Coronavirus likely to vanish faster than Spanish flu: WHO chief
The WHO on Friday said that it hopes the planet will be rid of the coronavirus pandemic in less than two years. WHO Chief added that the world also now has the advantage of far better technology.
Faster than Spanish flu
"We hope to finish this pandemic before less than two years," Tedros Adhanom Ghebreyesus told reporters from the WHO's headquarters in Geneva, insisting that it should be possible to tame the novel coronavirus faster than the deadly 1918 pandemic.
Unique disadvantage
Compared to back then, the world today is at a disadvantage due to its "globalisation, closeness, connectedness", which has allowed the novel coronavirus to spread around the world at lightning speed, Tedros acknowledged.

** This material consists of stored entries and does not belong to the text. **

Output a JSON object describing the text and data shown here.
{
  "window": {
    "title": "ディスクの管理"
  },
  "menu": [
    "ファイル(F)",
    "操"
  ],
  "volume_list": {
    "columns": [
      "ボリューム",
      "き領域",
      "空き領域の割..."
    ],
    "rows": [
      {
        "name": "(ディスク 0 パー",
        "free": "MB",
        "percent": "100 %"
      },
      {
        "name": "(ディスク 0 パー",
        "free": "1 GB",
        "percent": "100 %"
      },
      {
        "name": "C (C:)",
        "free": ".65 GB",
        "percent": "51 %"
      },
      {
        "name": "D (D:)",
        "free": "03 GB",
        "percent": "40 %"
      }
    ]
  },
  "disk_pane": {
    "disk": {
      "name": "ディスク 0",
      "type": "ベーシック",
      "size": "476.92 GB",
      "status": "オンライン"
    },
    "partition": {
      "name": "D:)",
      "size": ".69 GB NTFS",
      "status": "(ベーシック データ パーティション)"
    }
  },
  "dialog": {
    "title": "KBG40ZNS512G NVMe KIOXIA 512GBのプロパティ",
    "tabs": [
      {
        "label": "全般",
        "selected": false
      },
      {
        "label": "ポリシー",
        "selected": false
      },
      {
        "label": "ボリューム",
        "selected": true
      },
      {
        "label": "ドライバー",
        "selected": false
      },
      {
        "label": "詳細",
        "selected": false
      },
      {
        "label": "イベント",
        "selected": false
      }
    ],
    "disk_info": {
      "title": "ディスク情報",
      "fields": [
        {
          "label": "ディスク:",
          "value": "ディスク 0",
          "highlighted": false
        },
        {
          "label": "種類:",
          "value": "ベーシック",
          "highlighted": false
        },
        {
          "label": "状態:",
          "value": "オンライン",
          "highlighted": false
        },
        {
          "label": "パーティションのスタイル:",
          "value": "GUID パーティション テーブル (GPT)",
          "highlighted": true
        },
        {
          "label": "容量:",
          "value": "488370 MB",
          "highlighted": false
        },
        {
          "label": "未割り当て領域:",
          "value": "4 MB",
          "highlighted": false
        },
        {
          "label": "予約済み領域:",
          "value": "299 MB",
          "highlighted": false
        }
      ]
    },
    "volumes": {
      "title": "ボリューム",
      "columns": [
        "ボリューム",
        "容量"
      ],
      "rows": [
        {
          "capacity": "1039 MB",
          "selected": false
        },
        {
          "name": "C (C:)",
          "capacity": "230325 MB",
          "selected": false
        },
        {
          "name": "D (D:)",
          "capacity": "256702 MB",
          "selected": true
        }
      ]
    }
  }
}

By "utilising the available tools to the maximum and hoping that we can have additional tools like vaccines, I think we can finish it in a shorter time than the 1918 flu."
The COVID-19 pandemic has to date killed nearly 800,000 people and infected close to 23 million worldwide, according to a tally from official sources compiled by AFP.
Deadliest pandemic
But the deadliest pandemic in modern history, Spanish flu, killed as many as 50 million victims and infected around 500 million around the world between February 1918 and April 2020.